Failure to register with Selective Service is punishable by up to five years in prison or a fine up to $250,000.
Men are also ineligible for federal student aid if they are not registered, and many federal jobs require draft registration as a condition of employment.
Nineteen states, including Wisconsin and South Dakota, have made selective service registration a condition of getting a state driver’s license.
The Selective Service Administration reported in 2000 that approximately 83 percent of eligible men had registered. That number rose in 2001 to 97 percent, the first increase since 1993, and then dipped to 96 percent in 2001.
Minnesota followed the national trend: 90 percent of draft-eligible Minnesotans registered in 1999, 95 percent in 2000 and 93 percent in 2001.
Vietnam system replaced
fter the terrorist attacks, Defense Secretary Donald Rumsfeld said there was “not a chance” the nation would reinstate the draft.
Hutton said the military would rely first on reserves to fill any manpower shortage.
“That’s what the reserves are for,” he said.
Burton said a draft now would differ from the Vietnam War-era draft. Most significantly, she said, men enrolled in college when they were drafted would only be able to defer service until the end of the current semester.
“They could not defer indefinitely,” she said.
Vietnam-era draft rules allowed full-time students to defer as long as they made satisfactory academic progress.
A draft would require an act of Congress signed by the president, she said. Registered men would then be selected by lottery, beginning with men turning 20 in the year the draft was authorized.
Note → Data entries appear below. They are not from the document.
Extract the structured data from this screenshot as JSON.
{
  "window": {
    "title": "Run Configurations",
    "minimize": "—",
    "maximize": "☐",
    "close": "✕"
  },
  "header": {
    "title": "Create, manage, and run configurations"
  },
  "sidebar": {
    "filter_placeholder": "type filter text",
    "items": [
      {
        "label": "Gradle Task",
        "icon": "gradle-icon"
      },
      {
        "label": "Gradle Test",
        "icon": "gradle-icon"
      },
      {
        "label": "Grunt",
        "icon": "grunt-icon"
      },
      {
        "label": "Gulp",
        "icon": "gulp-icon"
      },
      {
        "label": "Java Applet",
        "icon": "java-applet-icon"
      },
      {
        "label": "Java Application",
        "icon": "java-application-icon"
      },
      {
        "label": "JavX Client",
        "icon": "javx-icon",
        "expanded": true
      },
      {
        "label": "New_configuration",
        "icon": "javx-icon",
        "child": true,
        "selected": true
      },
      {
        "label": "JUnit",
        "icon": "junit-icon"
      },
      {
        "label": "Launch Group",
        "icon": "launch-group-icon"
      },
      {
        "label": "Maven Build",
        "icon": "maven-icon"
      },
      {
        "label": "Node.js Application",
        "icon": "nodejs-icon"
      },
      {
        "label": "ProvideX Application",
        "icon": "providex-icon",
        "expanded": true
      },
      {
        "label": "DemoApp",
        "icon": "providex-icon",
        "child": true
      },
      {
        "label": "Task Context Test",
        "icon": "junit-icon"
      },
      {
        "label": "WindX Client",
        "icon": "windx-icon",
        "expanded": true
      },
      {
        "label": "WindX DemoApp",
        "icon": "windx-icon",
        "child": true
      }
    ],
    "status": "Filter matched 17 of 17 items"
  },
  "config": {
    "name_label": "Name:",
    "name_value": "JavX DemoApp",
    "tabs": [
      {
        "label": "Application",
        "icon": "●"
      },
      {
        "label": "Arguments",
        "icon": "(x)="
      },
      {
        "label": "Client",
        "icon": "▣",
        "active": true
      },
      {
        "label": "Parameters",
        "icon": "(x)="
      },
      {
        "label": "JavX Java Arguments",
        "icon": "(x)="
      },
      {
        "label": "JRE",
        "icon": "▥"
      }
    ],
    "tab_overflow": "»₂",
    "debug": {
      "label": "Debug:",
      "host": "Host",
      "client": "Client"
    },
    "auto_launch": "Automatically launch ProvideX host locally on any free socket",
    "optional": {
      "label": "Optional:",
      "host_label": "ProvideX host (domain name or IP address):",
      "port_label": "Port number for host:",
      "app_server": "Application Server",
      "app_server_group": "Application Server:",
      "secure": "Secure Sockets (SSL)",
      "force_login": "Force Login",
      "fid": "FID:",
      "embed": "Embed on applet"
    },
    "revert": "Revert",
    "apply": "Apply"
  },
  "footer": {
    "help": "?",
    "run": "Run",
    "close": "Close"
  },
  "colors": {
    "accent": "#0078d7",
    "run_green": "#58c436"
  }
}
According to the Selective Service System’s Web site, this Uniform National Call would preclude favoritism by local draft boards.
Additionally, drafting the youngest men first would allow men nearing the end of their draft eligibility to know they probably would not be drafted, according to the Web site.
The United States first instituted the draft in 1863, during the Civil War. It was reactivated in 1917 for World War I and again in 1940, the nation’s first peacetime draft.
A congressional attempt to abolish the draft one week before the Pearl Harbor attack was defeated by one vote.
The draft was in place continuously from 1948-73. The registration requirement expired in 1975, but was reinstated in 1980 after the Soviet invasion of Afghanistan.
Approximately 16 million men were drafted during the major wars of the 20th century.